The New Jersey teacher who was fired for having students write get well letters to Mumia Abu-Jamal, says she vows to fight for her position.
Teacher fired for letters to Mumia Abu-Jamal
Marliyn Zuniga told a group of supporters that she will fight for her post as a teacher stating “the fight is not over.” Zuniga spoke to several dozen supporters at Abyssinian Baptist Church in Newark Thursday during a meeting of the People’s Organization for Progress, a civil rights advocacy group.
“We don’t know exactly what’s going to happen at the end, but we do know that the fight and the struggle is not over for this case,” she added.
A third-grade teacher at Forest Elementary School in Orange, NJ, Zuniga has been suspended with pay for letting students write get well letters to Mumia Abu-Jamal, who is serving a life sentence for the killing of Philadelphia police officer Daniel Faulkner in 1981. Abu-Jamal has been hospitalized with complications from diabetes.
On Wednesday, the Orange School board voted to terminate her employment.
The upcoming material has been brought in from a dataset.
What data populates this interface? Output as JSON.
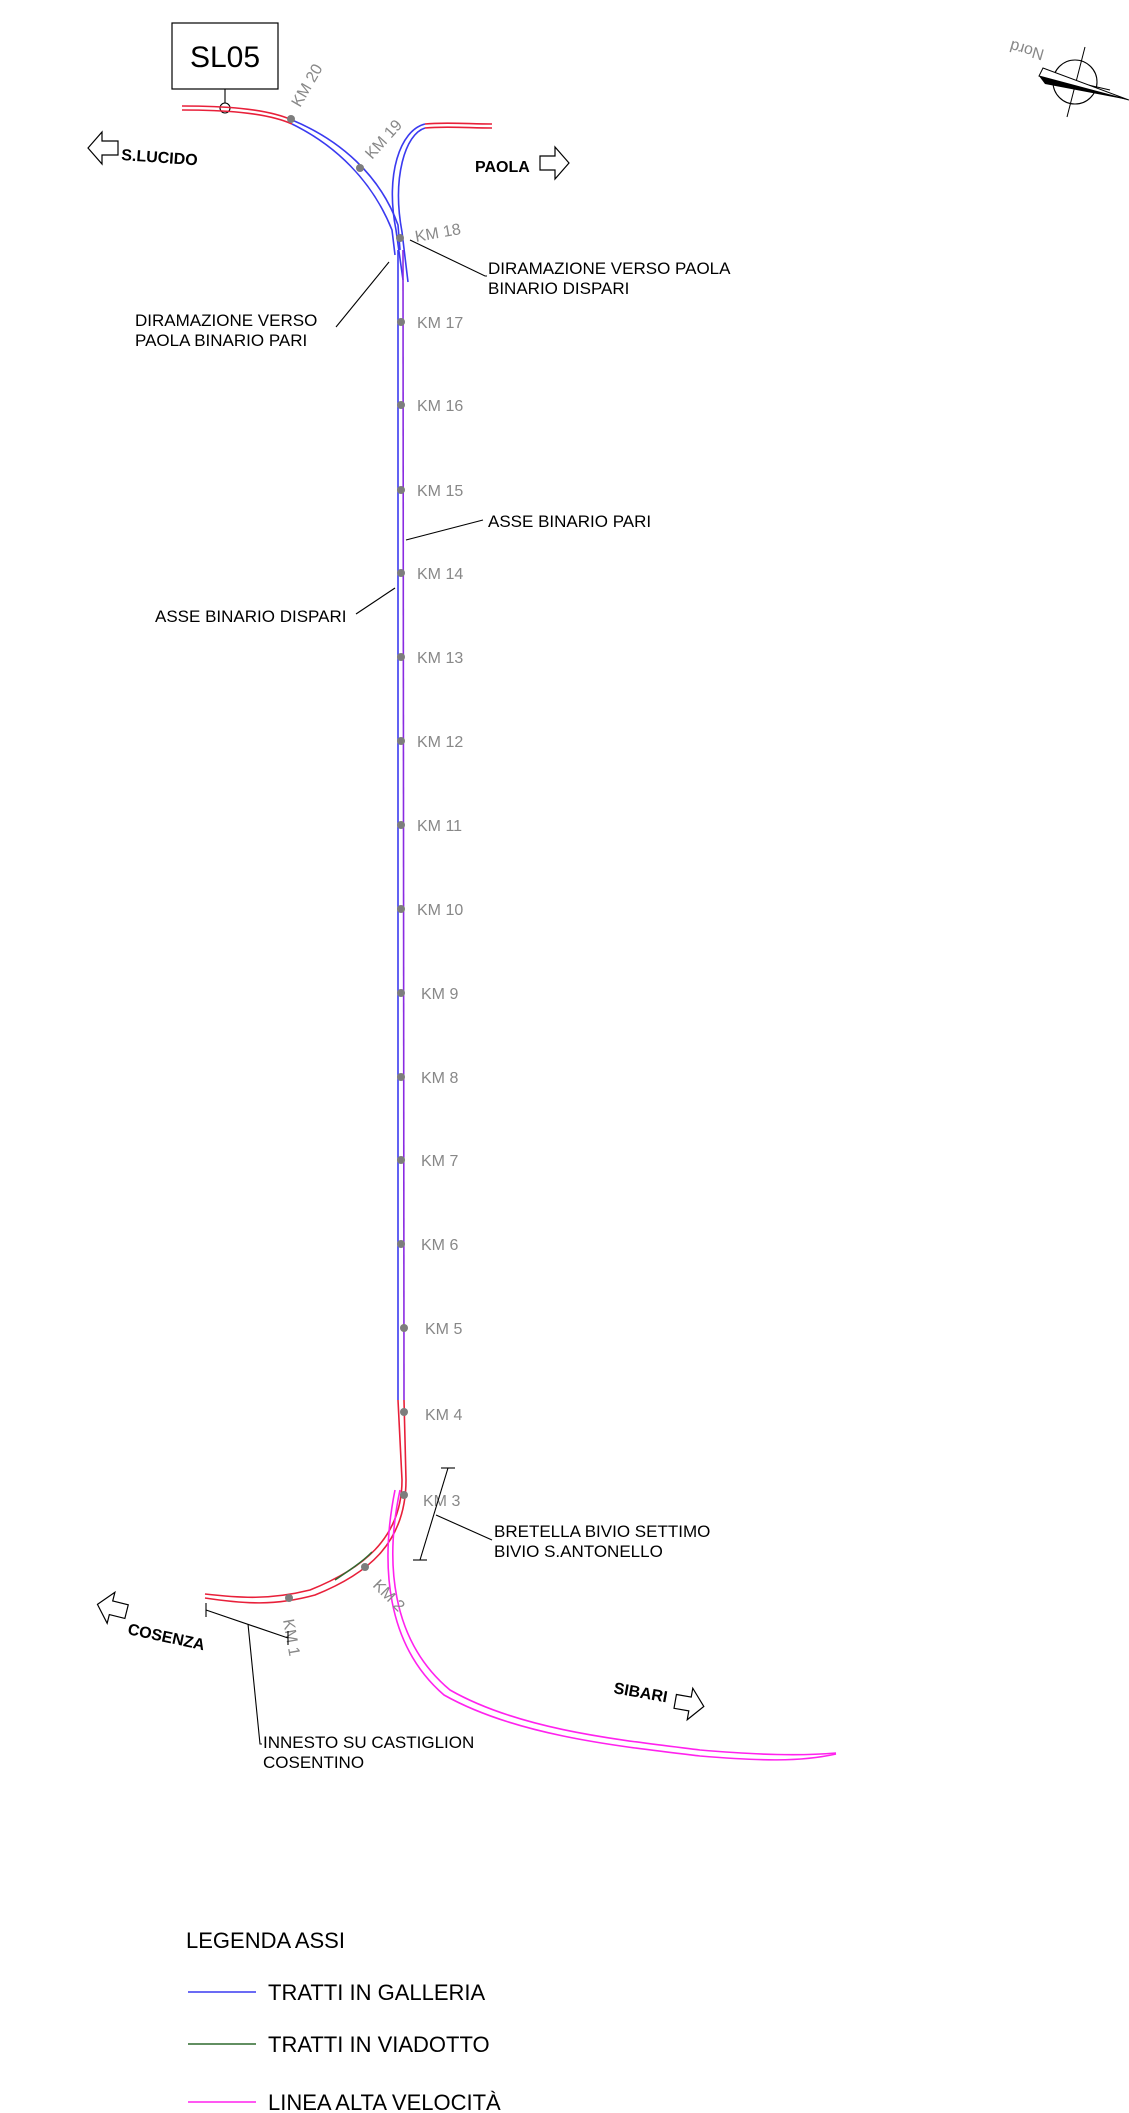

In an email nj.com, Orange superintendent has confirmed Zuniga has been terminated.
In a phone interview with nj.com, Zuniga’s attorney, Alan Levine, said that by firing her, school officials “abdicated their responsibility to the community and to the children of the school district.”
“They lost a teacher that everybody agreed was a remarkable teacher,” Levine said. “There isn’t a school district around that wouldn’t be happy to have Marylin Zuniga teach in it.”
Zuniga is now considering legal action to challenge her termination, which could take the form of an arbitration proceeding or a lawsuit.